This study focused on the problem that simultaneous nitrogen and phosphorus removal cannot be achieved in current urban sewage treatment systems. To address this, a pilot system was developed to first use immobilized biologically active fillers to remove nitrogen, and then use activated sludge to independently remove phosphorus. The goal was to maximize the effectiveness of biological phosphorus removal. This study mainly aimed at analyzing the post-independent phosphorus removal characteristics and mechanisms; the composition of the phosphorus removing bacteria; and the contribution rate of the system. The effluent PO₄^3--P of the system remained stable at 0.15–0.2 mg L⁻¹, with the phosphorus removal anaerobic tank maintaining a "micro-release" state. When the hydraulic retention time (HRT) of the aerobic phosphorus removal tank was reduced to 1 h, the contribution rate of the aerobic phosphorus removal bacteria decreased from 28.42% to 16.68%; the contribution rate of the denitrifying phosphorus removal bacteria increased from 72.58% to 83.32%; and the abundance of the dominant bacteria Dechloromonas and Thaurea significantly increased. The phosphorus removal system provides a new approach for deep phosphorus removal in main municipal wastewater systems.

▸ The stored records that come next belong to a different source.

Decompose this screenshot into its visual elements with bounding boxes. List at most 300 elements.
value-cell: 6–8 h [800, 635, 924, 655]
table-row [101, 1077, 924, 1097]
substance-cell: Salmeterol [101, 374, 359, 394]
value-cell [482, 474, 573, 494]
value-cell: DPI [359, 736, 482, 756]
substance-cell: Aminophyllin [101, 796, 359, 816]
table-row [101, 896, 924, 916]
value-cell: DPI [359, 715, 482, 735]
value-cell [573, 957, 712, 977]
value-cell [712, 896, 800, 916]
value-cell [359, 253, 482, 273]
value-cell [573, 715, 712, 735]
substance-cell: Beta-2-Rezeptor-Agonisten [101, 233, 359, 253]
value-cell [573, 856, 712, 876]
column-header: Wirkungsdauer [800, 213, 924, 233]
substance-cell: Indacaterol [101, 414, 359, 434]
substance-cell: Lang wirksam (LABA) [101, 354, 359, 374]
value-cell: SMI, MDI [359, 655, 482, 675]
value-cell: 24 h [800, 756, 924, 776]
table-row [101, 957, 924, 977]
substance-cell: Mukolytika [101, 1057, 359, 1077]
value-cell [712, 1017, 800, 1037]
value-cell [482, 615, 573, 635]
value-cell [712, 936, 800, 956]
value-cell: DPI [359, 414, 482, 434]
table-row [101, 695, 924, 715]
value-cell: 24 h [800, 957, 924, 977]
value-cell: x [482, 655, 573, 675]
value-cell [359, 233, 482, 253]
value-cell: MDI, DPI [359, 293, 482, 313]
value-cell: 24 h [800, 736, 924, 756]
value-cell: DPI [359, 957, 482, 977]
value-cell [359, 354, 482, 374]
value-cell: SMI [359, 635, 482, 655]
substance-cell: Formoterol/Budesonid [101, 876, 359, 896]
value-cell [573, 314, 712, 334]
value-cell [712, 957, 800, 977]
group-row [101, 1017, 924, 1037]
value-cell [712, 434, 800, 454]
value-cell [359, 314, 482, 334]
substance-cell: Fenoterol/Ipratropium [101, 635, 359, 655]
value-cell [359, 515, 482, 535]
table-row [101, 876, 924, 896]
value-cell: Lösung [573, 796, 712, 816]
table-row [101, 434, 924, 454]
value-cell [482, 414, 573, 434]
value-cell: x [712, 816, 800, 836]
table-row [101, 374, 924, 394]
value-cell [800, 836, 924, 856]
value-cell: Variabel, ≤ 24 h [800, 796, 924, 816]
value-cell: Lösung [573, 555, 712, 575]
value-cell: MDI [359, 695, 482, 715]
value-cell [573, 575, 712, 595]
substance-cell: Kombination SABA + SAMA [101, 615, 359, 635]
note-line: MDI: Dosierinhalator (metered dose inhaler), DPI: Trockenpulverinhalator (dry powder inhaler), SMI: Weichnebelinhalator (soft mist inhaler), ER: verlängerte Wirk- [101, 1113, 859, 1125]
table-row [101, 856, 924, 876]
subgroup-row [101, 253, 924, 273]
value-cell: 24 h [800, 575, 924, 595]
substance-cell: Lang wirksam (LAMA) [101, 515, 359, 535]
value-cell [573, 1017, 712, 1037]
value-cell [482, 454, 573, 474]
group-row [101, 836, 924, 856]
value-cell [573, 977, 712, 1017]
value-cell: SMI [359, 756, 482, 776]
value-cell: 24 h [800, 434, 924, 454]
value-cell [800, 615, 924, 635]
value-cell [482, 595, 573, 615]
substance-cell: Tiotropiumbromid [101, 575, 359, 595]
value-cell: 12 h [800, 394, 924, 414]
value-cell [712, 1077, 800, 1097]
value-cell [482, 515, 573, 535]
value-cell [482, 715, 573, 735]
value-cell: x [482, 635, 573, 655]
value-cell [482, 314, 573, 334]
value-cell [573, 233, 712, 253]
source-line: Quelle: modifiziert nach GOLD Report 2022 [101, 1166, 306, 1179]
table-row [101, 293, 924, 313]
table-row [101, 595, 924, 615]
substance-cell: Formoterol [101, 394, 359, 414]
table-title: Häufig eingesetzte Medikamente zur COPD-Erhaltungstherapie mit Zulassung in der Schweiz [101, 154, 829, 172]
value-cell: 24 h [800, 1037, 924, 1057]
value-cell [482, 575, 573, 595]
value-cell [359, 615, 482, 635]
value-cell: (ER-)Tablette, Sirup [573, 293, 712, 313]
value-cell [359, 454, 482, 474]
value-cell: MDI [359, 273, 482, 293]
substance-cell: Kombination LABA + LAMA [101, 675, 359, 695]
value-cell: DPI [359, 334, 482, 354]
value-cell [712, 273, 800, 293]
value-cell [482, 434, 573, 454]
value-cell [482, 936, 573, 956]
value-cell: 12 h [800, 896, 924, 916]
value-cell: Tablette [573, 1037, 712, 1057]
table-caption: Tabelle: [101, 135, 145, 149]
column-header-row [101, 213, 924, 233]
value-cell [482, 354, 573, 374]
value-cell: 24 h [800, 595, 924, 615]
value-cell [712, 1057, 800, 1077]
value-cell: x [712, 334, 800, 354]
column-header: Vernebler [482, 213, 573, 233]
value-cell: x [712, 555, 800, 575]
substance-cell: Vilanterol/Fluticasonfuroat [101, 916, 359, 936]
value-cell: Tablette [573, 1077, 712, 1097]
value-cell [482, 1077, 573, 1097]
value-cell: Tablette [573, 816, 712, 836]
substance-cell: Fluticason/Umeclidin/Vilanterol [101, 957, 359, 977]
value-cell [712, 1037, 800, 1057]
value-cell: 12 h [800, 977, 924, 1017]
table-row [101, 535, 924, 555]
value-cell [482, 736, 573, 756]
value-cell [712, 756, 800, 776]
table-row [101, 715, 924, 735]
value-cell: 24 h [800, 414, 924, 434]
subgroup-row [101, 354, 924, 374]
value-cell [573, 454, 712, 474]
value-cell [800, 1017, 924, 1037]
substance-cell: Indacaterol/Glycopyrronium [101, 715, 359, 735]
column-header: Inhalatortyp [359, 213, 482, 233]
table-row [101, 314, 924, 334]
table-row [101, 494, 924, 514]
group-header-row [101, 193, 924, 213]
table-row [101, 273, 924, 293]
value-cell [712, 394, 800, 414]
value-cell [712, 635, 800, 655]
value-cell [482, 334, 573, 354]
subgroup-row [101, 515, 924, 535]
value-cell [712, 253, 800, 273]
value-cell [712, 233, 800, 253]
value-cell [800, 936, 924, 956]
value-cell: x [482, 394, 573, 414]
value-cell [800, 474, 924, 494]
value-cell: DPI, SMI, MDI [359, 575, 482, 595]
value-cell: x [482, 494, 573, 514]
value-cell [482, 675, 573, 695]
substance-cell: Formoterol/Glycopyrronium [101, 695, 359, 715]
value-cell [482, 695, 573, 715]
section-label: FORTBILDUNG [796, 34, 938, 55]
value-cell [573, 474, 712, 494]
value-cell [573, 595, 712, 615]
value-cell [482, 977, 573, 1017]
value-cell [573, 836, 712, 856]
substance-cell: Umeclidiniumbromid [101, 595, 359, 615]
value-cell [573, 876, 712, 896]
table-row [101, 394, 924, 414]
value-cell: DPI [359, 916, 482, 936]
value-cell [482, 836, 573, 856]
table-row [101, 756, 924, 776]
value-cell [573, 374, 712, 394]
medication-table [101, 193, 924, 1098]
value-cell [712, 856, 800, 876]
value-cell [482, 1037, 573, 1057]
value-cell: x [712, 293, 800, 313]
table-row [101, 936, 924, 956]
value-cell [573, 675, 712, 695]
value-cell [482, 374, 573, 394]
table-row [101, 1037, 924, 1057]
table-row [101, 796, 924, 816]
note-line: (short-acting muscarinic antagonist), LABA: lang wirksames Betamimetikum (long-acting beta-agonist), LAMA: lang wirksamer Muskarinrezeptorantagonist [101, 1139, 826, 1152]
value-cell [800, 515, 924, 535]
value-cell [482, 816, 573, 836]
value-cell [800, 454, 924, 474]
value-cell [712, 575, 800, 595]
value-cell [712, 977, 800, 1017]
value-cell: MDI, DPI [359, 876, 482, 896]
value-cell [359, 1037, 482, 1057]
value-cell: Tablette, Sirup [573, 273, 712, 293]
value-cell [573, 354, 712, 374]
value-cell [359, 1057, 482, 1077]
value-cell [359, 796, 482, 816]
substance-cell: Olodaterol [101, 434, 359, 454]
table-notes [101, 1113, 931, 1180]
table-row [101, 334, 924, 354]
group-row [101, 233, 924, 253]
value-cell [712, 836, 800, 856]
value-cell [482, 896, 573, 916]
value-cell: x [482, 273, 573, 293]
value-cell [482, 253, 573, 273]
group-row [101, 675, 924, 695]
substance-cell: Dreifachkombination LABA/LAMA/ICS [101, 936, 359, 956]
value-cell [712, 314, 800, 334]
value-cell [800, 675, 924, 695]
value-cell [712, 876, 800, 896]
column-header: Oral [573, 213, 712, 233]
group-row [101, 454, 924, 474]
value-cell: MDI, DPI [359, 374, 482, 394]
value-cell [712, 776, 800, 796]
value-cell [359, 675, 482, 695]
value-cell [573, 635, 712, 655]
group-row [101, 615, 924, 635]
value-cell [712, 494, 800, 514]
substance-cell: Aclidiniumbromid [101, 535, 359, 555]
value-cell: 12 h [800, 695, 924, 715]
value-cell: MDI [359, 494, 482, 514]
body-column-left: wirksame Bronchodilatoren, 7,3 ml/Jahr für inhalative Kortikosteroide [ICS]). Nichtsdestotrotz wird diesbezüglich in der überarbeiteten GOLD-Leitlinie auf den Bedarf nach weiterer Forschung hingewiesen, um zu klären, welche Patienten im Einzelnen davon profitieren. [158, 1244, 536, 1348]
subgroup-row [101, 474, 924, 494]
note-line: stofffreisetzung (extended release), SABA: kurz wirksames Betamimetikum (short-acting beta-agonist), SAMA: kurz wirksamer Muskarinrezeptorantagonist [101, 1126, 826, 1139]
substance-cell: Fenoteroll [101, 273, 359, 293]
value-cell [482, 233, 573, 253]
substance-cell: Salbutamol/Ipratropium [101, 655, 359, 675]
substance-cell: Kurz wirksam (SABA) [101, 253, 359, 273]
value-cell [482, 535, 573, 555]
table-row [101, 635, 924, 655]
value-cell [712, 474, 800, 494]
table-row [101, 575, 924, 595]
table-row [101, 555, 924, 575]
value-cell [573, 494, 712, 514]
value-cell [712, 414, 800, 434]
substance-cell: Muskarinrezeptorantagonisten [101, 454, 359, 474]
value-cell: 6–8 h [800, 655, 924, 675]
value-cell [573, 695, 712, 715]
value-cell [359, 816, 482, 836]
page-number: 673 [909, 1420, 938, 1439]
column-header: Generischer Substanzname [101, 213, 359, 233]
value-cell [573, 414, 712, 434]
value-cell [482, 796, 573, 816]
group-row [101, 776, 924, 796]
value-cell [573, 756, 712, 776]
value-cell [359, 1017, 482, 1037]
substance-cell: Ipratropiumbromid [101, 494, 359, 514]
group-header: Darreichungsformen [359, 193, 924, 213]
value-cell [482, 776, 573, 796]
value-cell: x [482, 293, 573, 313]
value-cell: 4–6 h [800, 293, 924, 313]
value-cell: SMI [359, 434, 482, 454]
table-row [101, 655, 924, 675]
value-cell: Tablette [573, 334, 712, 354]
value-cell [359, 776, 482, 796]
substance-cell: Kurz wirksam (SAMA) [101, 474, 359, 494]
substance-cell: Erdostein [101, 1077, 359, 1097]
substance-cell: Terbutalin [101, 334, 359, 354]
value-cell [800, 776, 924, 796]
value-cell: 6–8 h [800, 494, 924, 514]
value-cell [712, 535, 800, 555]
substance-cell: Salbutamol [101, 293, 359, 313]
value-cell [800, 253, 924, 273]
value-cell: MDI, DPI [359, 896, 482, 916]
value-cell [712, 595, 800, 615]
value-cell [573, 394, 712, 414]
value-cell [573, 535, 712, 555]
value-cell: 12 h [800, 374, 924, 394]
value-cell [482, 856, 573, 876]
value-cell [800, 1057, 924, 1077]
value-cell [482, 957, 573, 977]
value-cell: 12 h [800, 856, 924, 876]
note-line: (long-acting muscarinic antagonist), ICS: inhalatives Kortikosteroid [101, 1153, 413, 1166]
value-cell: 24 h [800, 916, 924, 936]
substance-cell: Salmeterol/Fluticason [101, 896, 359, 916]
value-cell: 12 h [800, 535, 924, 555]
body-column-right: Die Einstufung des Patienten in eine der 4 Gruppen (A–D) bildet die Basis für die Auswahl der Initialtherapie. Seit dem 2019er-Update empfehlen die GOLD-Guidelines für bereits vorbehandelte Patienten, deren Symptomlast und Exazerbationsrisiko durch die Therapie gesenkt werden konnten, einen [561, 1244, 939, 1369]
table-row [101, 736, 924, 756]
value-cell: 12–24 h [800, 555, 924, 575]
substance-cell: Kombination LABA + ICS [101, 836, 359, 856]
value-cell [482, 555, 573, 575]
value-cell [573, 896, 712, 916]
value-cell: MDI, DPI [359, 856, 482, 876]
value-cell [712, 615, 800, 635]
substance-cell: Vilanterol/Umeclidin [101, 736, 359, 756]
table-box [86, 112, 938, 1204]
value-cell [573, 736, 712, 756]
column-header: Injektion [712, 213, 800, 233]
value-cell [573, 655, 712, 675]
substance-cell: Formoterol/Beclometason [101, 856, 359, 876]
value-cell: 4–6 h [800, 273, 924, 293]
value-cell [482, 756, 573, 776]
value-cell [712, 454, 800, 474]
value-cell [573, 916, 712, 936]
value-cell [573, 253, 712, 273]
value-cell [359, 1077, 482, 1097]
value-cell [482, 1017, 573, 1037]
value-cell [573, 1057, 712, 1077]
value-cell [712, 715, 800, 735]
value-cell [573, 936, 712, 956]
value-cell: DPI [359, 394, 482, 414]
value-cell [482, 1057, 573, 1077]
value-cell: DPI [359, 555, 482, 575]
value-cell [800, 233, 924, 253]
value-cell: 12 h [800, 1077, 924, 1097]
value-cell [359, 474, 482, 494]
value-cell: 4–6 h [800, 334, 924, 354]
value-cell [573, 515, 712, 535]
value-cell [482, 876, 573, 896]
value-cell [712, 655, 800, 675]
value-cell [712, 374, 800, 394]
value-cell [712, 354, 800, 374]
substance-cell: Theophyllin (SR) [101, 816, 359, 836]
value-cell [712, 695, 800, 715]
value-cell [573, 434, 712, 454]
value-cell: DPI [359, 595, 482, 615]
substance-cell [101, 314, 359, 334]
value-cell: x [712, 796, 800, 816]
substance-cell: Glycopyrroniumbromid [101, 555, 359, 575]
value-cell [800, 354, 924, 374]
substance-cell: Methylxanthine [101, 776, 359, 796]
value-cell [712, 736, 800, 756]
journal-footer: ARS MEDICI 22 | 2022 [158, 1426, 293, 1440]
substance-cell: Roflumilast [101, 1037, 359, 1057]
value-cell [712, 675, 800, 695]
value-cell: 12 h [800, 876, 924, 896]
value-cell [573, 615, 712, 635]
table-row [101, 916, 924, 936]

本研究主要针对目前城市污水处理系统无法实现同时脱氮除磷的问题。为了解决这个问题，开发了一个试点系统，首先使用固定化生物活性填料去除氮，然后使用活性污泥独立去除磷。目标是最大限度地提高生物除磷的有效性。本研究主要针对后独立除磷特性及机理进行分析；除磷菌的组成；和系统的贡献率。系统出水PO ₄ ^3- -P 稳定在0.15-0.2 mg  L ^-1，除磷厌氧池保持“微释”状态。当好氧除磷池的水力停留时间（HRT）降低到1 h时，好氧除磷菌的贡献率从28.42%下降到16.68%；反硝化除磷菌贡献率由72.58%提高到83.32%；优势菌Dechloromonas和Thaurea的丰度显着增加。除磷系统为主要市政污水系统的深度除磷提供了一种新途径。